Datasets: Orca-Chat/Dolphin, RedPajama1T & FanFics

This model was trained on:

Dataset Composition:
    Tain (sampled):
       orca-chat: 188842 (100%)
       fanfics: 47760 (100%)
       red_pajama: 188262 (25%)
    Valid:
       orca-chat: 5000
       fanfics: 1000
       red_pajama: 1000

The dataset shahules786/orca-chat combines similar examples of the GPT-4 subset of ehartford/dolphin to form longer conversations to improve long-context training.

Additionally, RedPajama and FanFics were used for classic language modelling as an auxiliary task to improve the RoPE scaling for the 8k context size.

Model Configuration

llama2_13b_orca_8k:
  rng_seed: 0xe1291f1a
  use_custom_sampler: true
  sort_by_length: false
  dtype: fp16
  log_dir: "llama2_log_13b_orca_8k"
  learning_rate: 1e-5
  model_name: /mnt/data/llama2/Llama-2-13b-hf/
  output_dir: llama2_13b_orca_8k
  deepspeed_config: configs/zero_config_pretrain.json
  weight_decay: 0.0
  max_length: 8192
  warmup_steps: 100
  use_flash_attention: true
  gradient_checkpointing: true
  gradient_accumulation_steps: 8
  per_device_train_batch_size: 2
  per_device_eval_batch_size: 1
  residual_dropout: 0.0
  eval_steps: 200
  save_steps: 1000  # (total steps: 3319)
  num_train_epochs: 1
  save_total_limit: 4
  superhot: true
  superhot_config:
    type: linear
    scale: 2
  datasets:
    - orca-chat:
        max_val_set: 5000
    - fanfics:
        max_chunk_size: 65535
        max_val_set: 1000
    - red_pajama:
        fraction: 0.25
        max_val_set: 1000
        max_chunk_size: 65535
  peft_model: false

Developers

Special Thanks

We want to especially thank Eric Hartford who spared no expense in replicating ORCA and making it available at ehartford/dolphin!

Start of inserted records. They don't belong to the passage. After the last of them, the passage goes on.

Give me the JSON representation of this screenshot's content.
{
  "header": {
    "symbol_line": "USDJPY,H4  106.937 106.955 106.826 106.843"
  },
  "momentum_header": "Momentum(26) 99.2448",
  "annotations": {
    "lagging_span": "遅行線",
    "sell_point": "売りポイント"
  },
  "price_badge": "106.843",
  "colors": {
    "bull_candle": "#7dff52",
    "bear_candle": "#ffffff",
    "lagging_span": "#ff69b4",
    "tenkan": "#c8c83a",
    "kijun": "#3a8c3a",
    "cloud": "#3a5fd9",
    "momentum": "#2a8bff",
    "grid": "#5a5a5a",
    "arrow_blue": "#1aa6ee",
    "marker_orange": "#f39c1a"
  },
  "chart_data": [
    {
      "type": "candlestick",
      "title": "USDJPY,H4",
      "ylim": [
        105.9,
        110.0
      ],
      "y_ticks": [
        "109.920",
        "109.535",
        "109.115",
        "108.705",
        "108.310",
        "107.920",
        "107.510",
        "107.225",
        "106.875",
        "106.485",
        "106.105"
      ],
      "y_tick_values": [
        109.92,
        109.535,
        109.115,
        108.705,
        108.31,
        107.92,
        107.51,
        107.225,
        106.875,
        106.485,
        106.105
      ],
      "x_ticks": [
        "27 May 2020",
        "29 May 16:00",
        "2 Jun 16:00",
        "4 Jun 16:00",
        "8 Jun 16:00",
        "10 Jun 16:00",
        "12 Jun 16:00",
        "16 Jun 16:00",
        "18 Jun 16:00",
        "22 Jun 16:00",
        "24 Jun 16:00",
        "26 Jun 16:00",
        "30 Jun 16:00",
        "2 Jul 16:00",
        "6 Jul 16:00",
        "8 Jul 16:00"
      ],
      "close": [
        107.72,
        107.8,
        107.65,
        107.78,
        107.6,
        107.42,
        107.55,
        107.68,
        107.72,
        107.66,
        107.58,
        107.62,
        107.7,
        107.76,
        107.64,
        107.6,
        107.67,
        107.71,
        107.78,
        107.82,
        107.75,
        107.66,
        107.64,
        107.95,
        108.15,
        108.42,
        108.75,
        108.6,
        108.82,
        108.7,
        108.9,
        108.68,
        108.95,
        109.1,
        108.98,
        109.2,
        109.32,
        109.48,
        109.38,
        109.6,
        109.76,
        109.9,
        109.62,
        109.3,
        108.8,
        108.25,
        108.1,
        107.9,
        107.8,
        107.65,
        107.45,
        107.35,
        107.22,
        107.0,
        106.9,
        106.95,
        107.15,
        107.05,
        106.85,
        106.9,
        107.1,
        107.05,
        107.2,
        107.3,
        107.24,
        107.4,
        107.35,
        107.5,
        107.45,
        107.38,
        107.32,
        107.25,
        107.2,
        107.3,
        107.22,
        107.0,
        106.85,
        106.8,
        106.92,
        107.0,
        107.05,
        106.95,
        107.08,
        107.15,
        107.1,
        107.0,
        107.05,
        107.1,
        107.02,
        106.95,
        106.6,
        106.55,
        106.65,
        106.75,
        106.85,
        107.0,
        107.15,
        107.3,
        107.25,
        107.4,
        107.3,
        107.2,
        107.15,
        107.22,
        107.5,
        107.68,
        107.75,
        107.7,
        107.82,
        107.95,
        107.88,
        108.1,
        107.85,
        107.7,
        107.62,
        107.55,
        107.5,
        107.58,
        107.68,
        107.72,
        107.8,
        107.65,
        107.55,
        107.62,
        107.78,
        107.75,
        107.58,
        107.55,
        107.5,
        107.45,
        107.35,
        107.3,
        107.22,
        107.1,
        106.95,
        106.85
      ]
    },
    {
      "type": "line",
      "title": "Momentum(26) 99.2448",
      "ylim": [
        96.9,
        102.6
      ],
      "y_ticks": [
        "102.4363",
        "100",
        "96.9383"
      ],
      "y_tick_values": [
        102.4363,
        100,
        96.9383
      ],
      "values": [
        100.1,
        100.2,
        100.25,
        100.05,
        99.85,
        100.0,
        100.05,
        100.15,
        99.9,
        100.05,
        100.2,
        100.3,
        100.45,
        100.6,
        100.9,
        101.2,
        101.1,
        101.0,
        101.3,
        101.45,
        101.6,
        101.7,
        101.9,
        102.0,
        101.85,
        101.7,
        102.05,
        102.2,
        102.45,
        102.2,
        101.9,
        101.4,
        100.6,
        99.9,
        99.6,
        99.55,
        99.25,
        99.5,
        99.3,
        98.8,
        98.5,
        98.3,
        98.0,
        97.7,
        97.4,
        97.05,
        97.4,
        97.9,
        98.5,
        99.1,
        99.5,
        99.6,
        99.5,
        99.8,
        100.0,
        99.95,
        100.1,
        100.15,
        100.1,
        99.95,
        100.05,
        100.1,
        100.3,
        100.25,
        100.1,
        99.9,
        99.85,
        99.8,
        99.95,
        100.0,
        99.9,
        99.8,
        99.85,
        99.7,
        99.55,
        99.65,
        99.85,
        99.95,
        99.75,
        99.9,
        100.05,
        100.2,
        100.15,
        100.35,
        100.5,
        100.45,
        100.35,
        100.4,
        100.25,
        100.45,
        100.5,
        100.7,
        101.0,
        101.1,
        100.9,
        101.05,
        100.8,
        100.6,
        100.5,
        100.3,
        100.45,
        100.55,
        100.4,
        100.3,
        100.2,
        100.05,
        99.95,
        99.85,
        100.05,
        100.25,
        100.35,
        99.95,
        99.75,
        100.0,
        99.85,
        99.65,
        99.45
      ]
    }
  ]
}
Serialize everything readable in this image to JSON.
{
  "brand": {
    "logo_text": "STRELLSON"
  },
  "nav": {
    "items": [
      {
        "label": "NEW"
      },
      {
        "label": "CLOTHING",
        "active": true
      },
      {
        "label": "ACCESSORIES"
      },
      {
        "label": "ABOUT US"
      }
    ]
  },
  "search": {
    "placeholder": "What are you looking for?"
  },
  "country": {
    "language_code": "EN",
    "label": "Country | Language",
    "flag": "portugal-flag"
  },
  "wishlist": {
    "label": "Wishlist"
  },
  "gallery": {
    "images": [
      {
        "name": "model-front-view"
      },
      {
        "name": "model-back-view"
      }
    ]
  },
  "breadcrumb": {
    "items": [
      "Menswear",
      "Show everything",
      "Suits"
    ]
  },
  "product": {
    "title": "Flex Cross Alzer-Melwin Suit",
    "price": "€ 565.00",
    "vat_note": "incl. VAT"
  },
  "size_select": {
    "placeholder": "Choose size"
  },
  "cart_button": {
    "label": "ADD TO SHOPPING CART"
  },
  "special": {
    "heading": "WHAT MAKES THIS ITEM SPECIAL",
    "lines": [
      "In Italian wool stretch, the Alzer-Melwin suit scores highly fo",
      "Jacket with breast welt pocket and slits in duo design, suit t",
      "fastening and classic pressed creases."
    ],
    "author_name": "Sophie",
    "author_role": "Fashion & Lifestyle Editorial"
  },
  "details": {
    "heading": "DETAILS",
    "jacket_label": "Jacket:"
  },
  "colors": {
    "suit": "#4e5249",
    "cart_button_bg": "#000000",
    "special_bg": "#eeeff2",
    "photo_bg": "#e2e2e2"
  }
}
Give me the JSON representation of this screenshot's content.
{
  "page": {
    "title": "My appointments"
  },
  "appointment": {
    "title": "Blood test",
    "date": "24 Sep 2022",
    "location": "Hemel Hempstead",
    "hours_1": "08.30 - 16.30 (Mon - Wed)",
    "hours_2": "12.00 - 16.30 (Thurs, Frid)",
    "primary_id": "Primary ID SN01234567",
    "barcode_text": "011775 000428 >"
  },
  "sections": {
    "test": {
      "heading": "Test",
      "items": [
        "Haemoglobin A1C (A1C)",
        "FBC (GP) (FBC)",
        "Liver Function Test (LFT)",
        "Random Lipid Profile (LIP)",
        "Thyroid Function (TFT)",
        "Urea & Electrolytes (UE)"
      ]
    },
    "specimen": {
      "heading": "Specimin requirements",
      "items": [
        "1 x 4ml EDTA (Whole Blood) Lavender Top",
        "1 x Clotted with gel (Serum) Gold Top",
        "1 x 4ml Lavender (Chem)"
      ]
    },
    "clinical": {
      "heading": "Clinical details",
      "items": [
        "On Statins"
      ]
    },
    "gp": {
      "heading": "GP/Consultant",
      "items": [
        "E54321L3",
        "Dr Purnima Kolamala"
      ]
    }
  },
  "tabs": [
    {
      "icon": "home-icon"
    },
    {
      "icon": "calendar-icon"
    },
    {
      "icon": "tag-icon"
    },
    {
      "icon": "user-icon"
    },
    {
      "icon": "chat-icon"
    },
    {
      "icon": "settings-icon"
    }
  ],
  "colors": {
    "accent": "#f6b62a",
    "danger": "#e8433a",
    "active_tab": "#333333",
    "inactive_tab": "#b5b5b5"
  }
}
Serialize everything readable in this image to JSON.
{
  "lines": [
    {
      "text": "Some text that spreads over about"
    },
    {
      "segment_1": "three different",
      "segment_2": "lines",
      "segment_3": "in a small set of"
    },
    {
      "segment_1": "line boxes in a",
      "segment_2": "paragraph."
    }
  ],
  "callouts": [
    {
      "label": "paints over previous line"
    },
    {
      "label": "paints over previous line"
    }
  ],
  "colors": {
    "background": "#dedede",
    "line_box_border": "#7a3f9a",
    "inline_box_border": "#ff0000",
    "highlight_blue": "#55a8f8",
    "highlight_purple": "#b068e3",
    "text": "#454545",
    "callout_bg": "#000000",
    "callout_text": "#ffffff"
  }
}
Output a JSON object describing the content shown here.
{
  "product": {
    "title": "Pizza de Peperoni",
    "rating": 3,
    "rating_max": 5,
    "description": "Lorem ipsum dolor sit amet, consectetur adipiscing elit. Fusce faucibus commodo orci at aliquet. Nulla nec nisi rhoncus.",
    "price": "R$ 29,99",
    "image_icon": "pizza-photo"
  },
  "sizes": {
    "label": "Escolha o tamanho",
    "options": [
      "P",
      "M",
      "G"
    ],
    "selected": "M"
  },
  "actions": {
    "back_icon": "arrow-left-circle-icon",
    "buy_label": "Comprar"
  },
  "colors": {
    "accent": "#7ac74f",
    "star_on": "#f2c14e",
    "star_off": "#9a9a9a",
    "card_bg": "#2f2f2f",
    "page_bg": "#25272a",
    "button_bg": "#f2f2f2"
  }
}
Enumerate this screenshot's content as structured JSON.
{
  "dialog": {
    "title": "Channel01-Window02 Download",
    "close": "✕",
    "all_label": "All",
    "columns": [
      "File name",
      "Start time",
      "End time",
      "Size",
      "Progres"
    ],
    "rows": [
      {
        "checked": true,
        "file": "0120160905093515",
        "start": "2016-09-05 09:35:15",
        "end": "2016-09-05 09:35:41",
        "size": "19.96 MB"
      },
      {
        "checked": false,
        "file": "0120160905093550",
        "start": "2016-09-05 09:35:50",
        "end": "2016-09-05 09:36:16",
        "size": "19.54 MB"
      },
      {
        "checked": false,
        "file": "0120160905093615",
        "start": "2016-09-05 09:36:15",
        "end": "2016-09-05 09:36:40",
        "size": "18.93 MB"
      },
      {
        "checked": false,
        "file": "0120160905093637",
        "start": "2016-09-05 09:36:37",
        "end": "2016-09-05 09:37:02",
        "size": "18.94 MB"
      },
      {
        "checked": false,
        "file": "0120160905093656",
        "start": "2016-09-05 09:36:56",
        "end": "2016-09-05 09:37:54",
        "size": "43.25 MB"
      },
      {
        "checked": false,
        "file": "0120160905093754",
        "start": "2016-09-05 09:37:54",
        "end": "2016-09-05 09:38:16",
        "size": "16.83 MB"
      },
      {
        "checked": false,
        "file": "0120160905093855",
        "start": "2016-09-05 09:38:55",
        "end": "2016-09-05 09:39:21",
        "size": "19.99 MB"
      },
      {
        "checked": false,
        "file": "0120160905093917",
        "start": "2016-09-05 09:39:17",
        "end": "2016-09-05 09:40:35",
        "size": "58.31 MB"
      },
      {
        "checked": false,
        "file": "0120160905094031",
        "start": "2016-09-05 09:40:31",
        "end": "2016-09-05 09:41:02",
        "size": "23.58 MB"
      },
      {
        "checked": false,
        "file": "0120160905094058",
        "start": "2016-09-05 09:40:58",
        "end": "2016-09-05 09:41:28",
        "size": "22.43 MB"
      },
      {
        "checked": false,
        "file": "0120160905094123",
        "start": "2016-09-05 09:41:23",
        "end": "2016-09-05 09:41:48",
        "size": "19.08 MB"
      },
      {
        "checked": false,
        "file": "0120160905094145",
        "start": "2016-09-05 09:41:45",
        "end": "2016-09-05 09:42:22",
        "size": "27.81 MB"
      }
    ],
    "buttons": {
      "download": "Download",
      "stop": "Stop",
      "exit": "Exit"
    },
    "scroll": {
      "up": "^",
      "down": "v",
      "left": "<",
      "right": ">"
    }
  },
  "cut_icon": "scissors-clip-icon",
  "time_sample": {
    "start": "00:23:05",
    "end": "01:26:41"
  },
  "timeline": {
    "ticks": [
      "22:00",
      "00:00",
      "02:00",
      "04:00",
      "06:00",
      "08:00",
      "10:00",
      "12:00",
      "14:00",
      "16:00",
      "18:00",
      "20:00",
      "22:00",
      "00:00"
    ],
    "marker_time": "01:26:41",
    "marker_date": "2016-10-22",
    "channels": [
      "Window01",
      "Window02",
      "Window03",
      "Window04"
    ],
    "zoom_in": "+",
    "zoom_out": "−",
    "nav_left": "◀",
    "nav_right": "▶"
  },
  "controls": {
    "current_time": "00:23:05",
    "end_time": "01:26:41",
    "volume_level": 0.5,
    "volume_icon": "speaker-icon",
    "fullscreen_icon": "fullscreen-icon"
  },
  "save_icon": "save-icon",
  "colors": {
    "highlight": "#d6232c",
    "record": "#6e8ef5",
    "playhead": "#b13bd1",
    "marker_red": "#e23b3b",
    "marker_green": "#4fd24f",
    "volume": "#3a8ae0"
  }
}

Also, shoutout to the whole team working on LLongMA-2-13b & the scaled-rope repository for their awesome work: bloc97, jquesnelle & conceptofmind!

The whole Open-Assistant team is very grateful for the continued support of Redmond.ai who sponsored the training compute required for this model.

License

  • Llama 2 is licensed under the LLAMA 2 Community License, Copyright © Meta Platforms, Inc. All Rights Reserved.
  • Your use of the Llama Materials must comply with applicable laws and regulations (including trade compliance laws and regulations) and adhere to the Acceptable Use Policy for the Llama Materials.